The result is not as good as KNN or Random Forest Regression.

In [None]:
import seaborn as sns
import matplotlib.pyplot as plt

# Create single plot
fig, ax = plt.subplots(figsize=(10, 6))

# Scatter plot with actual prices in blue
scatter_actual = ax.scatter(y_test, y_test, alpha=0.5, color='blue', label='Actual Prices')

# Scatter plot with predicted prices in red
scatter_pred = ax.scatter(y_test, y_pred, alpha=0.5, color='red', label='Predicted Prices')

# Perfect prediction line
ideal_line = ax.plot([y_test.min(), y_test.max()], 
                     [y_test.min(), y_test.max()], 
                     'k--', lw=2,
                     label='Perfect Predictions')
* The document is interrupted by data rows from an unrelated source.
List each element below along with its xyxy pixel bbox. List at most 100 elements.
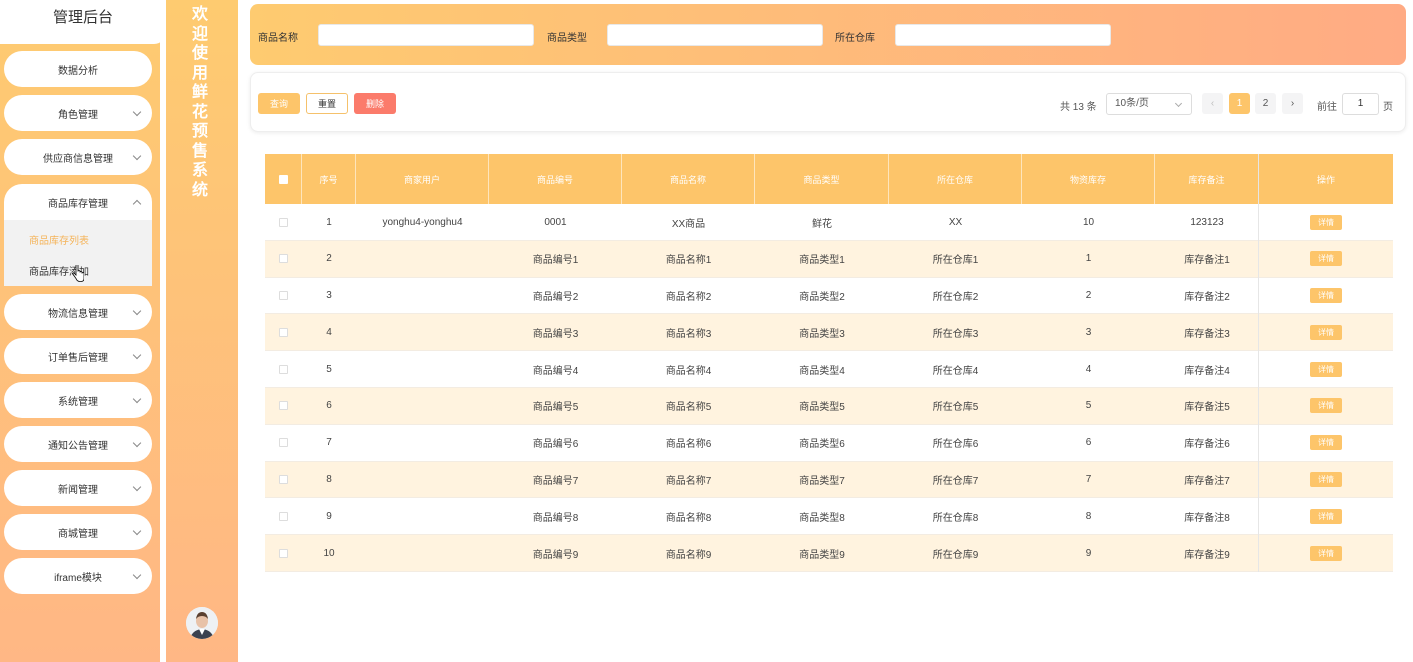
cell-col-merchant — [356, 462, 489, 498]
menu-item-news[interactable]: 新闻管理 — [4, 470, 152, 506]
menu-item-data-analysis[interactable]: 数据分析 — [4, 51, 152, 87]
menu-item-mall[interactable]: 商城管理 — [4, 514, 152, 550]
chevron-down-icon — [132, 350, 142, 360]
chevron-down-icon — [132, 394, 142, 404]
menu-item-orders[interactable]: 订单售后管理 — [4, 338, 152, 374]
cell-col-merchant — [356, 241, 489, 277]
table-row[interactable]: 2 商品编号1 商品名称1 商品类型1 所在仓库1 1 库存备注1 详情 — [265, 240, 1393, 278]
detail-button[interactable]: 详情 — [1310, 435, 1342, 451]
table-row[interactable]: 1 yonghu4-yonghu4 0001 XX商品 鲜花 XX 10 123123 详情 — [265, 204, 1393, 241]
goto-label: 前往 — [1317, 102, 1337, 113]
cell-col-index: 10 — [323, 547, 335, 559]
cell-col-code: 商品编号4 — [532, 365, 579, 377]
cell-col-name: 商品名称1 — [665, 255, 712, 267]
row-checkbox[interactable] — [279, 475, 288, 485]
next-page-button[interactable]: › — [1282, 93, 1303, 114]
cell-col-code: 0001 — [544, 216, 567, 228]
page-unit-label: 页 — [1383, 102, 1393, 113]
detail-button[interactable]: 详情 — [1310, 214, 1342, 230]
table-row[interactable]: 7 商品编号6 商品名称6 商品类型6 所在仓库6 6 库存备注6 详情 — [265, 424, 1393, 462]
cell-col-warehouse: XX — [948, 216, 963, 228]
cell-col-index: 6 — [326, 400, 332, 412]
product-type-label: 商品类型 — [547, 33, 587, 44]
cell-col-stock: 1 — [1085, 253, 1092, 265]
welcome-bar: 欢迎使用鲜花预售系统 — [166, 0, 238, 662]
prev-page-button[interactable]: ‹ — [1202, 93, 1223, 114]
row-checkbox[interactable] — [279, 327, 288, 337]
cell-col-remark: 库存备注4 — [1184, 365, 1230, 377]
row-checkbox[interactable] — [279, 401, 288, 411]
select-all-checkbox[interactable] — [278, 174, 288, 184]
product-type-input[interactable] — [607, 24, 823, 46]
row-checkbox[interactable] — [279, 548, 288, 558]
cell-col-name: XX商品 — [671, 218, 706, 230]
row-checkbox[interactable] — [279, 364, 288, 374]
table-row[interactable]: 8 商品编号7 商品名称7 商品类型7 所在仓库7 7 库存备注7 详情 — [265, 461, 1393, 499]
cell-col-type: 商品类型5 — [799, 402, 845, 414]
cell-col-type: 鲜花 — [812, 218, 832, 230]
warehouse-input[interactable] — [895, 24, 1111, 46]
header-col-stock: 物资库存 — [1022, 154, 1155, 204]
menu-item-suppliers[interactable]: 供应商信息管理 — [4, 139, 152, 175]
detail-button[interactable]: 详情 — [1310, 545, 1342, 561]
page-size-value: 10条/页 — [1115, 98, 1149, 109]
cell-col-stock: 2 — [1085, 290, 1092, 302]
page-size-select[interactable]: 10条/页 — [1106, 93, 1192, 115]
detail-button[interactable]: 详情 — [1310, 361, 1342, 377]
row-checkbox[interactable] — [279, 254, 288, 264]
page-button-2[interactable]: 2 — [1255, 93, 1276, 114]
query-button[interactable]: 查询 — [258, 93, 300, 114]
cell-col-type: 商品类型9 — [799, 549, 845, 561]
avatar[interactable] — [186, 607, 218, 639]
cell-col-remark: 库存备注5 — [1184, 402, 1230, 414]
row-select-cell — [265, 425, 302, 461]
cell-col-remark: 库存备注8 — [1184, 512, 1230, 524]
menu-item-roles[interactable]: 角色管理 — [4, 95, 152, 131]
table-row[interactable]: 4 商品编号3 商品名称3 商品类型3 所在仓库3 3 库存备注3 详情 — [265, 314, 1393, 352]
cell-col-remark: 库存备注6 — [1184, 439, 1230, 451]
cell-col-name: 商品名称8 — [665, 512, 712, 524]
detail-button[interactable]: 详情 — [1310, 324, 1342, 340]
cell-col-operation: 详情 — [1259, 462, 1393, 498]
cell-col-index: 7 — [326, 437, 332, 449]
cell-col-stock: 4 — [1085, 363, 1092, 375]
menu-item-notices[interactable]: 通知公告管理 — [4, 426, 152, 462]
header-col-remark: 库存备注 — [1155, 154, 1259, 204]
cell-col-code: 商品编号2 — [532, 292, 579, 304]
submenu-item-inventory-list[interactable]: 商品库存列表 — [29, 232, 89, 247]
row-checkbox[interactable] — [279, 291, 288, 301]
warehouse-label: 所在仓库 — [835, 33, 875, 44]
table-row[interactable]: 9 商品编号8 商品名称8 商品类型8 所在仓库8 8 库存备注8 详情 — [265, 498, 1393, 536]
table-body: 1 yonghu4-yonghu4 0001 XX商品 鲜花 XX 10 123123 详情 2 商… — [265, 204, 1393, 572]
cell-col-operation: 详情 — [1259, 351, 1393, 387]
page-button-1[interactable]: 1 — [1229, 93, 1250, 114]
detail-button[interactable]: 详情 — [1310, 251, 1342, 267]
menu-item-system[interactable]: 系统管理 — [4, 382, 152, 418]
row-checkbox[interactable] — [279, 217, 288, 227]
row-checkbox[interactable] — [279, 511, 288, 521]
cell-col-operation: 详情 — [1259, 498, 1393, 534]
cell-col-warehouse: 所在仓库8 — [932, 512, 979, 524]
delete-button[interactable]: 删除 — [354, 93, 396, 114]
menu-item-label: 商品库存管理 — [48, 198, 108, 210]
menu-item-iframe[interactable]: iframe模块 — [4, 558, 152, 594]
total-count: 共 13 条 — [1060, 102, 1097, 113]
goto-page-input[interactable]: 1 — [1342, 93, 1379, 115]
menu-item-inventory[interactable]: 商品库存管理 — [4, 184, 152, 220]
reset-button[interactable]: 重置 — [306, 93, 348, 114]
header-select-all — [265, 154, 302, 204]
chevron-up-icon — [132, 199, 142, 209]
detail-button[interactable]: 详情 — [1310, 472, 1342, 488]
detail-button[interactable]: 详情 — [1310, 508, 1342, 524]
detail-button[interactable]: 详情 — [1310, 288, 1342, 304]
detail-button[interactable]: 详情 — [1310, 398, 1342, 414]
cell-col-stock: 5 — [1085, 400, 1092, 412]
table-row[interactable]: 6 商品编号5 商品名称5 商品类型5 所在仓库5 5 库存备注5 详情 — [265, 387, 1393, 425]
table-row[interactable]: 3 商品编号2 商品名称2 商品类型2 所在仓库2 2 库存备注2 详情 — [265, 277, 1393, 315]
row-checkbox[interactable] — [279, 438, 288, 448]
table-row[interactable]: 5 商品编号4 商品名称4 商品类型4 所在仓库4 4 库存备注4 详情 — [265, 351, 1393, 388]
product-name-input[interactable] — [318, 24, 534, 46]
menu-item-logistics[interactable]: 物流信息管理 — [4, 294, 152, 330]
table-row[interactable]: 10 商品编号9 商品名称9 商品类型9 所在仓库9 9 库存备注9 详情 — [265, 535, 1393, 572]
menu-item-label: 物流信息管理 — [48, 308, 108, 320]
# Set axis limits and labels
ax.set_ylim(0, 10000)
ax.set_xlabel('Actual Price')
ax.set_ylabel('Price')
ax.set_title('Gradient Boosted Tree Regression: Actual vs Predicted Prices')

# Add legend
ax.legend()

plt.tight_layout()
plt.show()

### Conclusion

In [None]:
# Print out the results
# Format R2 Score to 4 decimal places
results_df = pd.DataFrame(results_list)
results_df['R2 Score'] = results_df['R2 Score'].apply(lambda x: f"{x:.4f}")
results_df

Linear Regression is not a good choice for our problem.

Random Forest Regression and K-NN Regression are both good models.

We recommend to use K-NN Regression for this problem. It performs better than Random Forest Regression and trains much faster.


The code to create scatter plot is modifed from code generated by ChatGPT with prompt: "Help me create a scatter plot to compare actual prices and predicted prices."